Archibald J. Motley Jr., Mulatress with Figurine and Dutch Seascape, 1920

Archibald J. Motley Jr., Mulatress with Figurine and Dutch Seascape, 1920


NARRATOR: Motley called this painting Mulatress with Figurine and Dutch Seascape, describing his sitter with a historic term referring to a biracial woman. Motley—who was classically trained at the School of the Art Institute of Chicago—places tremendous weight in the details. He uses the woman’s clothes, setting, and calm bearing to emphasize her elegance.

AMY MOONEY: He really opens up this picture so that we can seemingly inquire as to who she is, and moreover, what she is.

NARRATOR: Amy Mooney is Associate Professor of Art and Design at Columbia College, Chicago.

AMY MOONEY: When I look at this woman, she to me seems to possibly be a variety of origins.

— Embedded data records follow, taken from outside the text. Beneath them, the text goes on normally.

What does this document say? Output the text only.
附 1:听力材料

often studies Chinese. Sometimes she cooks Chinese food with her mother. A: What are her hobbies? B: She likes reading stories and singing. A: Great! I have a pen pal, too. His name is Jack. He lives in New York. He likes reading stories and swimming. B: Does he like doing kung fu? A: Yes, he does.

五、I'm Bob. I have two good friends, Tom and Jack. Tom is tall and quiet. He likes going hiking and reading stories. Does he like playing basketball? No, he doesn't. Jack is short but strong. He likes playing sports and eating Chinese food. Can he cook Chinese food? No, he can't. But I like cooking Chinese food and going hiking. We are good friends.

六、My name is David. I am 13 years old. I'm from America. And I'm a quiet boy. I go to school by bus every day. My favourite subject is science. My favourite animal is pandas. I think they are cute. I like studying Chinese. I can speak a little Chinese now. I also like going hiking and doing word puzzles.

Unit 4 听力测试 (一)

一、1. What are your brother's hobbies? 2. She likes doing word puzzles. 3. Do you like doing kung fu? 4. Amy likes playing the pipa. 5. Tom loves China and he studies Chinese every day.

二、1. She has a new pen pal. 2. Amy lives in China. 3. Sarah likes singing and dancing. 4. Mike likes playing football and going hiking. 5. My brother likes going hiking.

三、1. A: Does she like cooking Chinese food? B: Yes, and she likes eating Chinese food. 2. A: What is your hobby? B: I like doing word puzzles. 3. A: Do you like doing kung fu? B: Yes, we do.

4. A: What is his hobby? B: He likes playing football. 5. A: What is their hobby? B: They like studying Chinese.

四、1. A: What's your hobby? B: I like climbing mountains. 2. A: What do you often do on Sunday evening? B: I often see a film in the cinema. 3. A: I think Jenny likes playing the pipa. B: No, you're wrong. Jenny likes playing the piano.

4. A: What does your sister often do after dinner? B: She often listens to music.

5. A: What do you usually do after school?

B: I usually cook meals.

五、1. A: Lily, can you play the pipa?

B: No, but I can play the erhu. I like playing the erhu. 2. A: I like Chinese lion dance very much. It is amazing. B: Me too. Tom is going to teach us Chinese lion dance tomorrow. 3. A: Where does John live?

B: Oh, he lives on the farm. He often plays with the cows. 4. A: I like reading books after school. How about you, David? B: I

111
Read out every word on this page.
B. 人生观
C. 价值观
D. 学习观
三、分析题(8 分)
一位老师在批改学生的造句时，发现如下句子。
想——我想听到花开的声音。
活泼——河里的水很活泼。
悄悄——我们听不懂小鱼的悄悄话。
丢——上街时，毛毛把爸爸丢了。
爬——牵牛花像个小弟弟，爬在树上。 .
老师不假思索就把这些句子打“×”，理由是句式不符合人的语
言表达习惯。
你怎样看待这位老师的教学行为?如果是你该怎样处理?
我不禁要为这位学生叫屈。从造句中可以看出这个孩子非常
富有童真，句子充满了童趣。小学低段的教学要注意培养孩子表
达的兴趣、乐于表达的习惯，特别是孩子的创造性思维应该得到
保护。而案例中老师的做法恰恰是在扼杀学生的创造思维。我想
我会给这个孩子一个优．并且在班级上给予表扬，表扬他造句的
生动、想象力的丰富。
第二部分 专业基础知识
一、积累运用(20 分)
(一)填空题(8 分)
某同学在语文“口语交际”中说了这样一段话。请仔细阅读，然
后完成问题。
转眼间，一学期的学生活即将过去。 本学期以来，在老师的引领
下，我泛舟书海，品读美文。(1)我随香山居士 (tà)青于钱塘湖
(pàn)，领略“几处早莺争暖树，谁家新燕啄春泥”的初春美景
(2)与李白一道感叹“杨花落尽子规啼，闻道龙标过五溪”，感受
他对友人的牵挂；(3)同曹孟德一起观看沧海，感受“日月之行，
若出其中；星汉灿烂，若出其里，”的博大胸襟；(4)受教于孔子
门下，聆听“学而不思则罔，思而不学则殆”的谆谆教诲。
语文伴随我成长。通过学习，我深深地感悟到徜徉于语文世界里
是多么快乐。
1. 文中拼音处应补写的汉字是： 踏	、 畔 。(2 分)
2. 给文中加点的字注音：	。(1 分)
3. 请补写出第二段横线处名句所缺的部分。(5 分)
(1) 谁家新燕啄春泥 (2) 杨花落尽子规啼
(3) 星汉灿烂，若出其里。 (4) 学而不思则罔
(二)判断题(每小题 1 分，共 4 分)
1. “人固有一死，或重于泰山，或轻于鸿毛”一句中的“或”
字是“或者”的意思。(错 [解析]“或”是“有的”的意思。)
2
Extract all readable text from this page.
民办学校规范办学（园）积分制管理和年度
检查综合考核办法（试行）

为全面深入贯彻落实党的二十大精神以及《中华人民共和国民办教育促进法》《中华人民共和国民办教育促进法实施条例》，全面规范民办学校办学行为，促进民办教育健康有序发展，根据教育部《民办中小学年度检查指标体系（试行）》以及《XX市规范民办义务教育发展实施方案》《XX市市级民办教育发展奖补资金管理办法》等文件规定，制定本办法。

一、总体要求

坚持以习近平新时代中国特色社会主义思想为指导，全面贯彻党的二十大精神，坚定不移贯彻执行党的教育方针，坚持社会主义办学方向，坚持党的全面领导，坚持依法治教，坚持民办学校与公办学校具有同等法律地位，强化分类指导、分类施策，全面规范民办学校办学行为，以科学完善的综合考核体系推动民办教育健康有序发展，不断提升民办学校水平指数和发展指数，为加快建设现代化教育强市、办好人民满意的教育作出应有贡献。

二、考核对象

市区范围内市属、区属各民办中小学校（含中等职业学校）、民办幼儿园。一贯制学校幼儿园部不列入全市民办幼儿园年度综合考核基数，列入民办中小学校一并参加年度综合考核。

She could potentially be Italian. She could be potentially from a Spanish background, but Motley brings us back around specifically to the discussion about race in the United States through the title. He doesn't name her as a portrait of Dr. and Mrs. So-and-So. Instead, he specifically prescribes a racial category to her. What's particularly interesting about this is when he puts that code out there, that name, “mulatress,” we as viewers have to figure out what that term means to us in our own understanding of the racial discourse during this time period.

I think that that's purposeful. Motley was really interested in having this discourse with viewers as to how they read the codes and signs of race and especially how those codes and signs could be countered by our assumptions of class and gender.

When we think of someone of mixed race during this time period, we frequently are concerned that there are these elements of not fitting in one group or into the other group. Instead, when we look at the Mulatress, she does fit in. This is her setting. She is confident. These are her elements. There's no crisis here. This reflects some of his own discussion of his own background. Motley was a person of mixed race. He is interested in exploring that through this series of portraits that he does here.